The demands are real, so the rush is necessary, right? Not really. In fact the more you rush and hurry, the more you reduce your effectiveness.
If you resonate with the pain of rushing and the frustratingly incomplete experience of getting somewhere but never believing it to be enough, it’s time to stop letting the rush rule and to start turning your attention to what’s along the way. How do you do this? Five steps to consider:
- Recognize the pull that comes from wanting to get somewhere just to be able to finally relax and breathe once you do. Now recognize that you almost never achieve this blissful state. Once you allow yourself to be calm, thinking “all that’s finally done”… the next demand pops up. Speak out loud to yourself when this happens: “Rushing isn’t going to do me any good because as long as I am alive, something will need to be done so I may as well relax as I complete the task.” In order to break the rushing cycle, you might need to have a conversation with yourself several times a day, just to remind yourself. There’s nothing in it for you to rush.
- Set and write down priorities each day. What are the top three most important things for you to get done? Yes, you need to keep your job, walk the dog, clean the house, and feed your family, but what else do you care about and that is meaningful to you? A priority could be “engaging with my children in a more interactive manner.” If that’s the priority, then throwing food on the table so you can run and clean the house as soon as everyone inhales their food isn’t going to fulfill that desire. Care about things. Have an interest in something that matters and when you find yourself pulled to rush, pull out the list of priorities and focus on them.
- Notice how you walk, talk, and even breathe. Are you always racing, running, huffing, and puffing? If so, deliberately slow yourself down from time to time. Physically pulling yourself back from that hurry and anxiousness can remind your brain that there is always more time than you may think.
- Schedule the important things in a thoughtful manner. Instead of booking your meetings each hour back to back, consider booking them in 50 (or even 40) minute increments. You can probably accomplish just as much and have time left over. If you know you have to be at your daughter’s soccer game by 7 p.m., don’t wait until the last minute to leave work to get there. Pretend the game starts at 6:45 p.m. and leave yourself the time necessary to get there 15 minutes early. If you do get there early, make use of that time, or just use it to rest yourself and catch your breath.

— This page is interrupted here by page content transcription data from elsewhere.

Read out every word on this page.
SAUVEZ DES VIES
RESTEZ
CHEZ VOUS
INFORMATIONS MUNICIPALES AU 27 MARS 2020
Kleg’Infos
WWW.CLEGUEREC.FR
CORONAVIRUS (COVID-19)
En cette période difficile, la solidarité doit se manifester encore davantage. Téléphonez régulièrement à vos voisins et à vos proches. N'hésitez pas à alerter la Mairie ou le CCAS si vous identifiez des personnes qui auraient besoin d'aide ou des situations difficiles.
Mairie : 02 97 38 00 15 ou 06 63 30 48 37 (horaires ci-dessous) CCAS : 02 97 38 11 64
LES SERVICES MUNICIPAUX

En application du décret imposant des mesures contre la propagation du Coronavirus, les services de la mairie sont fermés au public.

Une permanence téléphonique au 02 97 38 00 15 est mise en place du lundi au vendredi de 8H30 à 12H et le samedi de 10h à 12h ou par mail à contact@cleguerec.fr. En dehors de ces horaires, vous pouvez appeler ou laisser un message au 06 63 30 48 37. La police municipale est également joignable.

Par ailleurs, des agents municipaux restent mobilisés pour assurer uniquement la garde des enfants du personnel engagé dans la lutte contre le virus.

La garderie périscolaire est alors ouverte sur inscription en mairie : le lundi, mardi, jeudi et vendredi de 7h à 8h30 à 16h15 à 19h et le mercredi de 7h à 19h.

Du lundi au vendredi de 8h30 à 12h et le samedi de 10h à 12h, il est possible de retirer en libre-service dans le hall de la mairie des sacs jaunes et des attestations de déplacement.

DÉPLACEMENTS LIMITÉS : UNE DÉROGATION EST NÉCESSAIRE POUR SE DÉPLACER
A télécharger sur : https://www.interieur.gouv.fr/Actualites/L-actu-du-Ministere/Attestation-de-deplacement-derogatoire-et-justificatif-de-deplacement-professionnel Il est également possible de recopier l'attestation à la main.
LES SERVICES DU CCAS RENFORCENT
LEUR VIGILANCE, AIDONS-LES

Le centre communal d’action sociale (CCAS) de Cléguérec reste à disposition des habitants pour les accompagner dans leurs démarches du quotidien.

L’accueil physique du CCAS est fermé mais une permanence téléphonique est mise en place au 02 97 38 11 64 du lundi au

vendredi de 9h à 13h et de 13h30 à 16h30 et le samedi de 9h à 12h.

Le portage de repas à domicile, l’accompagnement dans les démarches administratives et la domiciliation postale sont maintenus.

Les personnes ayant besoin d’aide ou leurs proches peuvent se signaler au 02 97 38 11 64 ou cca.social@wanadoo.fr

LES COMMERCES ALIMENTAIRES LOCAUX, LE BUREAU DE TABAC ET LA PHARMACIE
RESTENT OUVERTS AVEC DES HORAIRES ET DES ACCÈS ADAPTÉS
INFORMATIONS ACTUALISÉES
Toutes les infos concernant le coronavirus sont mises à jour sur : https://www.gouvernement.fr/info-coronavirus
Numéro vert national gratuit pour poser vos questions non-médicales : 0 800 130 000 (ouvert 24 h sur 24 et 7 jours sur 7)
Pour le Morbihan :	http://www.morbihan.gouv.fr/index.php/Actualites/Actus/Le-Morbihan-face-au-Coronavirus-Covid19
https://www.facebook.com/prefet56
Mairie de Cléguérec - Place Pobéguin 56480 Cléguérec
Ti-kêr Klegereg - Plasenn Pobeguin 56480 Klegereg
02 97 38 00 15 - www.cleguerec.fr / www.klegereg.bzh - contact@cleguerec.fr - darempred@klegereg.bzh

- Remind yourself, by using a mantra, a religious verse, a poem, or something important to you, that the journey really is what matters. People with children recognize how fast they grow up and if you spend that time rushing around to meet their basic needs, you will miss the journey. If you focus only on getting the project done at work, you will miss the opportunity to learn and enjoy your colleagues or the process. If you drive well above the speed limit to get to your destination, you will miss the opportunity to be kind to another driver or enjoy the view along the way.
You might think that none of these things are necessary and it only matters where you wind up. For some people this may be true, but if you find that for your health and peace of mind, it’s time to stop rushing and start noticing what’s urging you on and making you crazy in the process...Stop. Breathe. And then choose a step here to practice.